Maternal fish oil supplementation improves metabolic and inflammatory markers in mice overfed during the postnatal period

Isabela Queiroz Perígolo Lopes¹Brenda Loise Monteiro¹Adaliene Versiani Matos Ferreira²Rodrigo Ferreira de Moura¹Janina de Sales Guilarducci¹Estéfany Ribeiro Leão¹Bárbara do Carmo Rodrigues Virote¹Isaac Konig³Isabela Coelho De Castro¹Luis Murgas¹Laura Cristina Jardim Pôrto Pimenta^1*

• ¹Universidade Federal de Lavras, Lavras, Brazil
• ²Universidade Federal de Minas Gerais, Belo Horizonte, Brazil
• ³Universidade Federal de Mato Grosso, Cuiabá, Brazil

Background: Early-life nutrition, especially during gestation and lactation, plays a key role in metabolic programming and can influence the risk of obesity and related disorders in adulthood.
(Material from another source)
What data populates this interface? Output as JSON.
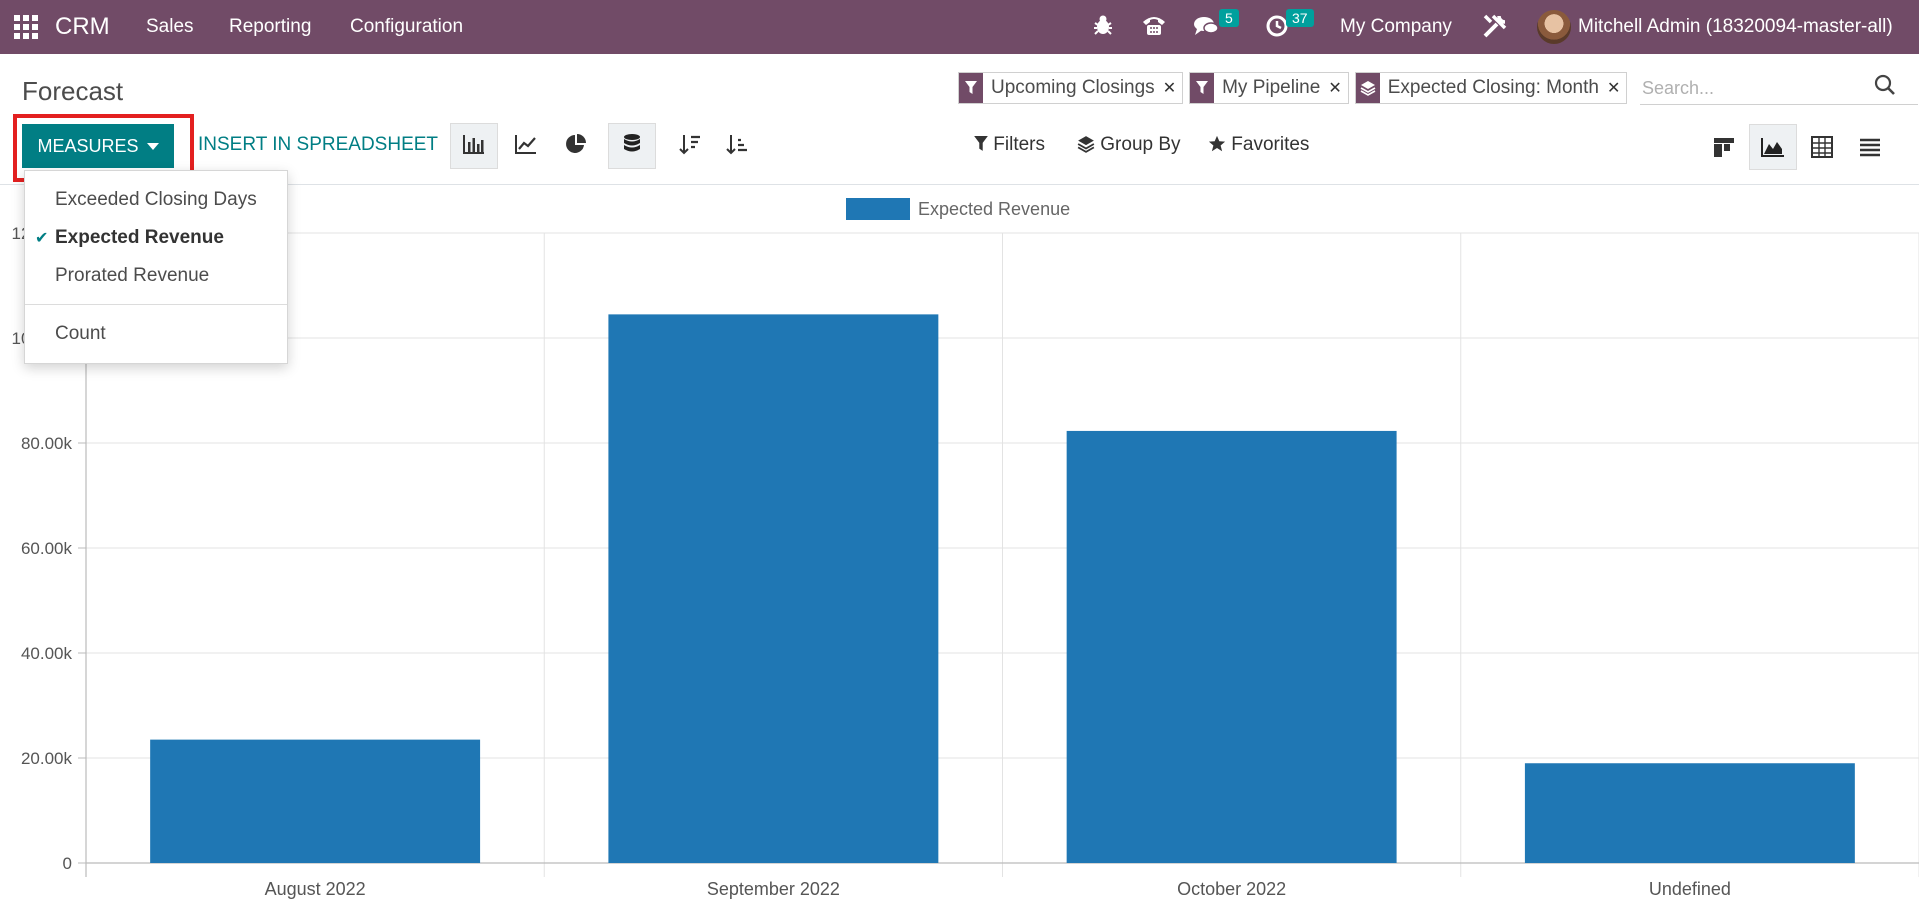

This study investigated whether maternal fish oil supplementation, rich in omega-3 polyunsaturated fatty acids, could prevent metabolic and inflammatory changes induced by postnatal overfeeding. Methods: Female mice received fish oil (1 g/kg by oral gavage) during mating, pregnancy, and lactation. The animals were allocated into three groups: Control, Postnatal Overfeeding (PO), and Postnatal Overfeeding + Fish Oil (POFO). Neonatal overfeeding was induced by reducing litter size, and only male offspring were analyzed. In adulthood, body weight, glucose tolerance, lipid profile, serum adipokines, adipose tissue cytokines, and hepatic oxidative stress markers were evaluated. Results: Maternal fish oil supplementation reduced early weight gain and lowered fasting glucose, total cholesterol, and LDL levels, while increasing HDL in overfed offspring. It also decreased serum leptin, resistin, and chemerin levels and reduced hepatic lipid peroxidation, restoring catalase activity. No differences were observed in hepatic triglycerides or superoxide dismutase activity. Conclusion: Maternal fish oil supplementation during critical developmental windows attenuated the metabolic, inflammatory, and oxidative stress alterations induced by postnatal overfeeding in male mice.